In what is one of the most fun art ideas we’ve heard of for a while Liverpool Biennial has commissioned South Korean artist Koo Jeong A to create a glow-in-the-dark skate park for Everton Park – the highest point in Liverpool, opening in Autumn 2015.
Working collaboratively with specialist skate park designers Wheelscape, the skating community local to Everton, and Liverpool City Skaters, Koo’s design incorporates sculptural elements, and the central bowl will be painted in a phosphorescent paint that will glow in the dark – similar to a skate park that she designed in Vassiviere Island in France (image above).
The paint is chemically the same as natural bioluminescence used by animals such as fireflies and anglerfish. The project is part of the ongoing community-led regeneration of Everton Park, and it is part of Liverpool Biennial’s programme of commissioning long-term or permanent artworks that can be used and integrated into the fabric of the city, enhancing the lives of the people who live there.
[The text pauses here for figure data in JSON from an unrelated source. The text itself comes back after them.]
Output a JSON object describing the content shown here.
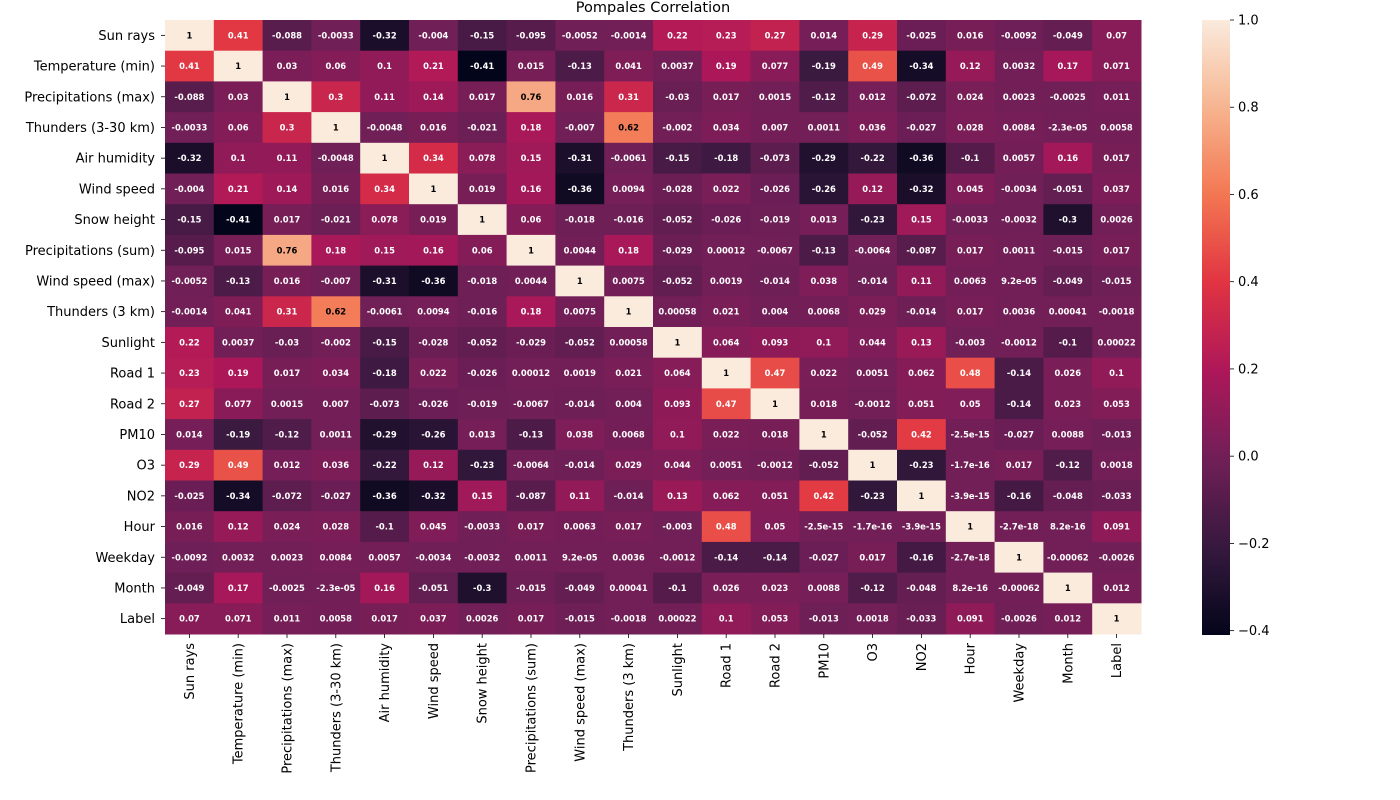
{
  "chart_data": {
    "type": "heatmap",
    "title": "Pompales Correlation",
    "labels": [
      "Sun rays",
      "Temperature (min)",
      "Precipitations (max)",
      "Thunders (3-30 km)",
      "Air humidity",
      "Wind speed",
      "Snow height",
      "Precipitations (sum)",
      "Wind speed (max)",
      "Thunders (3 km)",
      "Sunlight",
      "Road 1",
      "Road 2",
      "PM10",
      "O3",
      "NO2",
      "Hour",
      "Weekday",
      "Month",
      "Label"
    ],
    "values": [
      [
        1,
        0.41,
        -0.088,
        -0.0033,
        -0.32,
        -0.004,
        -0.15,
        -0.095,
        -0.0052,
        -0.0014,
        0.22,
        0.23,
        0.27,
        0.014,
        0.29,
        -0.025,
        0.016,
        -0.0092,
        -0.049,
        0.07
      ],
      [
        0.41,
        1,
        0.03,
        0.06,
        0.1,
        0.21,
        -0.41,
        0.015,
        -0.13,
        0.041,
        0.0037,
        0.19,
        0.077,
        -0.19,
        0.49,
        -0.34,
        0.12,
        0.0032,
        0.17,
        0.071
      ],
      [
        -0.088,
        0.03,
        1,
        0.3,
        0.11,
        0.14,
        0.017,
        0.76,
        0.016,
        0.31,
        -0.03,
        0.017,
        0.0015,
        -0.12,
        0.012,
        -0.072,
        0.024,
        0.0023,
        -0.0025,
        0.011
      ],
      [
        -0.0033,
        0.06,
        0.3,
        1,
        -0.0048,
        0.016,
        -0.021,
        0.18,
        -0.007,
        0.62,
        -0.002,
        0.034,
        0.007,
        0.0011,
        0.036,
        -0.027,
        0.028,
        0.0084,
        -2.3e-05,
        0.0058
      ],
      [
        -0.32,
        0.1,
        0.11,
        -0.0048,
        1,
        0.34,
        0.078,
        0.15,
        -0.31,
        -0.0061,
        -0.15,
        -0.18,
        -0.073,
        -0.29,
        -0.22,
        -0.36,
        -0.1,
        0.0057,
        0.16,
        0.017
      ],
      [
        -0.004,
        0.21,
        0.14,
        0.016,
        0.34,
        1,
        0.019,
        0.16,
        -0.36,
        0.0094,
        -0.028,
        0.022,
        -0.026,
        -0.26,
        0.12,
        -0.32,
        0.045,
        -0.0034,
        -0.051,
        0.037
      ],
      [
        -0.15,
        -0.41,
        0.017,
        -0.021,
        0.078,
        0.019,
        1,
        0.06,
        -0.018,
        -0.016,
        -0.052,
        -0.026,
        -0.019,
        0.013,
        -0.23,
        0.15,
        -0.0033,
        -0.0032,
        -0.3,
        0.0026
      ],
      [
        -0.095,
        0.015,
        0.76,
        0.18,
        0.15,
        0.16,
        0.06,
        1,
        0.0044,
        0.18,
        -0.029,
        0.00012,
        -0.0067,
        -0.13,
        -0.0064,
        -0.087,
        0.017,
        0.0011,
        -0.015,
        0.017
      ],
      [
        -0.0052,
        -0.13,
        0.016,
        -0.007,
        -0.31,
        -0.36,
        -0.018,
        0.0044,
        1,
        0.0075,
        -0.052,
        0.0019,
        -0.014,
        0.038,
        -0.014,
        0.11,
        0.0063,
        9.2e-05,
        -0.049,
        -0.015
      ],
      [
        -0.0014,
        0.041,
        0.31,
        0.62,
        -0.0061,
        0.0094,
        -0.016,
        0.18,
        0.0075,
        1,
        0.00058,
        0.021,
        0.004,
        0.0068,
        0.029,
        -0.014,
        0.017,
        0.0036,
        0.00041,
        -0.0018
      ],
      [
        0.22,
        0.0037,
        -0.03,
        -0.002,
        -0.15,
        -0.028,
        -0.052,
        -0.029,
        -0.052,
        0.00058,
        1,
        0.064,
        0.093,
        0.1,
        0.044,
        0.13,
        -0.003,
        -0.0012,
        -0.1,
        0.00022
      ],
      [
        0.23,
        0.19,
        0.017,
        0.034,
        -0.18,
        0.022,
        -0.026,
        0.00012,
        0.0019,
        0.021,
        0.064,
        1,
        0.47,
        0.022,
        0.0051,
        0.062,
        0.48,
        -0.14,
        0.026,
        0.1
      ],
      [
        0.27,
        0.077,
        0.0015,
        0.007,
        -0.073,
        -0.026,
        -0.019,
        -0.0067,
        -0.014,
        0.004,
        0.093,
        0.47,
        1,
        0.018,
        -0.0012,
        0.051,
        0.05,
        -0.14,
        0.023,
        0.053
      ],
      [
        0.014,
        -0.19,
        -0.12,
        0.0011,
        -0.29,
        -0.26,
        0.013,
        -0.13,
        0.038,
        0.0068,
        0.1,
        0.022,
        0.018,
        1,
        -0.052,
        0.42,
        -2.5e-15,
        -0.027,
        0.0088,
        -0.013
      ],
      [
        0.29,
        0.49,
        0.012,
        0.036,
        -0.22,
        0.12,
        -0.23,
        -0.0064,
        -0.014,
        0.029,
        0.044,
        0.0051,
        -0.0012,
        -0.052,
        1,
        -0.23,
        -1.7e-16,
        0.017,
        -0.12,
        0.0018
      ],
      [
        -0.025,
        -0.34,
        -0.072,
        -0.027,
        -0.36,
        -0.32,
        0.15,
        -0.087,
        0.11,
        -0.014,
        0.13,
        0.062,
        0.051,
        0.42,
        -0.23,
        1,
        -3.9e-15,
        -0.16,
        -0.048,
        -0.033
      ],
      [
        0.016,
        0.12,
        0.024,
        0.028,
        -0.1,
        0.045,
        -0.0033,
        0.017,
        0.0063,
        0.017,
        -0.003,
        0.48,
        0.05,
        -2.5e-15,
        -1.7e-16,
        -3.9e-15,
        1,
        -2.7e-18,
        8.2e-16,
        0.091
      ],
      [
        -0.0092,
        0.0032,
        0.0023,
        0.0084,
        0.0057,
        -0.0034,
        -0.0032,
        0.0011,
        9.2e-05,
        0.0036,
        -0.0012,
        -0.14,
        -0.14,
        -0.027,
        0.017,
        -0.16,
        -2.7e-18,
        1,
        -0.00062,
        -0.0026
      ],
      [
        -0.049,
        0.17,
        -0.0025,
        -2.3e-05,
        0.16,
        -0.051,
        -0.3,
        -0.015,
        -0.049,
        0.00041,
        -0.1,
        0.026,
        0.023,
        0.0088,
        -0.12,
        -0.048,
        8.2e-16,
        -0.00062,
        1,
        0.012
      ],
      [
        0.07,
        0.071,
        0.011,
        0.0058,
        0.017,
        0.037,
        0.0026,
        0.017,
        -0.015,
        -0.0018,
        0.00022,
        0.1,
        0.053,
        -0.013,
        0.0018,
        -0.033,
        0.091,
        -0.0026,
        0.012,
        1
      ]
    ],
    "display": [
      [
        "1",
        "0.41",
        "-0.088",
        "-0.0033",
        "-0.32",
        "-0.004",
        "-0.15",
        "-0.095",
        "-0.0052",
        "-0.0014",
        "0.22",
        "0.23",
        "0.27",
        "0.014",
        "0.29",
        "-0.025",
        "0.016",
        "-0.0092",
        "-0.049",
        "0.07"
      ],
      [
        "0.41",
        "1",
        "0.03",
        "0.06",
        "0.1",
        "0.21",
        "-0.41",
        "0.015",
        "-0.13",
        "0.041",
        "0.0037",
        "0.19",
        "0.077",
        "-0.19",
        "0.49",
        "-0.34",
        "0.12",
        "0.0032",
        "0.17",
        "0.071"
      ],
      [
        "-0.088",
        "0.03",
        "1",
        "0.3",
        "0.11",
        "0.14",
        "0.017",
        "0.76",
        "0.016",
        "0.31",
        "-0.03",
        "0.017",
        "0.0015",
        "-0.12",
        "0.012",
        "-0.072",
        "0.024",
        "0.0023",
        "-0.0025",
        "0.011"
      ],
      [
        "-0.0033",
        "0.06",
        "0.3",
        "1",
        "-0.0048",
        "0.016",
        "-0.021",
        "0.18",
        "-0.007",
        "0.62",
        "-0.002",
        "0.034",
        "0.007",
        "0.0011",
        "0.036",
        "-0.027",
        "0.028",
        "0.0084",
        "-2.3e-05",
        "0.0058"
      ],
      [
        "-0.32",
        "0.1",
        "0.11",
        "-0.0048",
        "1",
        "0.34",
        "0.078",
        "0.15",
        "-0.31",
        "-0.0061",
        "-0.15",
        "-0.18",
        "-0.073",
        "-0.29",
        "-0.22",
        "-0.36",
        "-0.1",
        "0.0057",
        "0.16",
        "0.017"
      ],
      [
        "-0.004",
        "0.21",
        "0.14",
        "0.016",
        "0.34",
        "1",
        "0.019",
        "0.16",
        "-0.36",
        "0.0094",
        "-0.028",
        "0.022",
        "-0.026",
        "-0.26",
        "0.12",
        "-0.32",
        "0.045",
        "-0.0034",
        "-0.051",
        "0.037"
      ],
      [
        "-0.15",
        "-0.41",
        "0.017",
        "-0.021",
        "0.078",
        "0.019",
        "1",
        "0.06",
        "-0.018",
        "-0.016",
        "-0.052",
        "-0.026",
        "-0.019",
        "0.013",
        "-0.23",
        "0.15",
        "-0.0033",
        "-0.0032",
        "-0.3",
        "0.0026"
      ],
      [
        "-0.095",
        "0.015",
        "0.76",
        "0.18",
        "0.15",
        "0.16",
        "0.06",
        "1",
        "0.0044",
        "0.18",
        "-0.029",
        "0.00012",
        "-0.0067",
        "-0.13",
        "-0.0064",
        "-0.087",
        "0.017",
        "0.0011",
        "-0.015",
        "0.017"
      ],
      [
        "-0.0052",
        "-0.13",
        "0.016",
        "-0.007",
        "-0.31",
        "-0.36",
        "-0.018",
        "0.0044",
        "1",
        "0.0075",
        "-0.052",
        "0.0019",
        "-0.014",
        "0.038",
        "-0.014",
        "0.11",
        "0.0063",
        "9.2e-05",
        "-0.049",
        "-0.015"
      ],
      [
        "-0.0014",
        "0.041",
        "0.31",
        "0.62",
        "-0.0061",
        "0.0094",
        "-0.016",
        "0.18",
        "0.0075",
        "1",
        "0.00058",
        "0.021",
        "0.004",
        "0.0068",
        "0.029",
        "-0.014",
        "0.017",
        "0.0036",
        "0.00041",
        "-0.0018"
      ],
      [
        "0.22",
        "0.0037",
        "-0.03",
        "-0.002",
        "-0.15",
        "-0.028",
        "-0.052",
        "-0.029",
        "-0.052",
        "0.00058",
        "1",
        "0.064",
        "0.093",
        "0.1",
        "0.044",
        "0.13",
        "-0.003",
        "-0.0012",
        "-0.1",
        "0.00022"
      ],
      [
        "0.23",
        "0.19",
        "0.017",
        "0.034",
        "-0.18",
        "0.022",
        "-0.026",
        "0.00012",
        "0.0019",
        "0.021",
        "0.064",
        "1",
        "0.47",
        "0.022",
        "0.0051",
        "0.062",
        "0.48",
        "-0.14",
        "0.026",
        "0.1"
      ],
      [
        "0.27",
        "0.077",
        "0.0015",
        "0.007",
        "-0.073",
        "-0.026",
        "-0.019",
        "-0.0067",
        "-0.014",
        "0.004",
        "0.093",
        "0.47",
        "1",
        "0.018",
        "-0.0012",
        "0.051",
        "0.05",
        "-0.14",
        "0.023",
        "0.053"
      ],
      [
        "0.014",
        "-0.19",
        "-0.12",
        "0.0011",
        "-0.29",
        "-0.26",
        "0.013",
        "-0.13",
        "0.038",
        "0.0068",
        "0.1",
        "0.022",
        "0.018",
        "1",
        "-0.052",
        "0.42",
        "-2.5e-15",
        "-0.027",
        "0.0088",
        "-0.013"
      ],
      [
        "0.29",
        "0.49",
        "0.012",
        "0.036",
        "-0.22",
        "0.12",
        "-0.23",
        "-0.0064",
        "-0.014",
        "0.029",
        "0.044",
        "0.0051",
        "-0.0012",
        "-0.052",
        "1",
        "-0.23",
        "-1.7e-16",
        "0.017",
        "-0.12",
        "0.0018"
      ],
      [
        "-0.025",
        "-0.34",
        "-0.072",
        "-0.027",
        "-0.36",
        "-0.32",
        "0.15",
        "-0.087",
        "0.11",
        "-0.014",
        "0.13",
        "0.062",
        "0.051",
        "0.42",
        "-0.23",
        "1",
        "-3.9e-15",
        "-0.16",
        "-0.048",
        "-0.033"
      ],
      [
        "0.016",
        "0.12",
        "0.024",
        "0.028",
        "-0.1",
        "0.045",
        "-0.0033",
        "0.017",
        "0.0063",
        "0.017",
        "-0.003",
        "0.48",
        "0.05",
        "-2.5e-15",
        "-1.7e-16",
        "-3.9e-15",
        "1",
        "-2.7e-18",
        "8.2e-16",
        "0.091"
      ],
      [
        "-0.0092",
        "0.0032",
        "0.0023",
        "0.0084",
        "0.0057",
        "-0.0034",
        "-0.0032",
        "0.0011",
        "9.2e-05",
        "0.0036",
        "-0.0012",
        "-0.14",
        "-0.14",
        "-0.027",
        "0.017",
        "-0.16",
        "-2.7e-18",
        "1",
        "-0.00062",
        "-0.0026"
      ],
      [
        "-0.049",
        "0.17",
        "-0.0025",
        "-2.3e-05",
        "0.16",
        "-0.051",
        "-0.3",
        "-0.015",
        "-0.049",
        "0.00041",
        "-0.1",
        "0.026",
        "0.023",
        "0.0088",
        "-0.12",
        "-0.048",
        "8.2e-16",
        "-0.00062",
        "1",
        "0.012"
      ],
      [
        "0.07",
        "0.071",
        "0.011",
        "0.0058",
        "0.017",
        "0.037",
        "0.0026",
        "0.017",
        "-0.015",
        "-0.0018",
        "0.00022",
        "0.1",
        "0.053",
        "-0.013",
        "0.0018",
        "-0.033",
        "0.091",
        "-0.0026",
        "0.012",
        "1"
      ]
    ],
    "colorbar": {
      "vmin": -0.41,
      "vmax": 1.0,
      "ticks": [
        1.0,
        0.8,
        0.6,
        0.4,
        0.2,
        0.0,
        -0.2,
        -0.4
      ],
      "tick_labels": [
        "1.0",
        "0.8",
        "0.6",
        "0.4",
        "0.2",
        "0.0",
        "−0.2",
        "−0.4"
      ],
      "colormap": "rocket",
      "colormap_stops": [
        "#03051a",
        "#36193e",
        "#701f57",
        "#ad1759",
        "#e13342",
        "#f37651",
        "#f6b48f",
        "#faebdd"
      ]
    },
    "grid": false
  }
}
The skate park is conceived both as an artwork and as a fully functional, state of the art wheels park, open to skaters and BMX bikers to use and enjoy. The design for the central bowl of the wheels parks responds to its location in Everton Park, and is integrated with a wider landscape of ramps and slides, training area and a BMX track. It sits alongside a play area, outdoor picnic spaces, and astroturf pitches. Young people from North Liverpool and Liverpool City Skaters have been closely involved in all stages of the project’s development.
Everton Park was created in the 1980s out of the extensive house clearances that took place in the area. On the site where grid-iron rows of terrace houses used to stand, an urban park was built. At its heart is Everton Brow, the highest point in Liverpool, affording dramatic views over both the city and the River Mersey.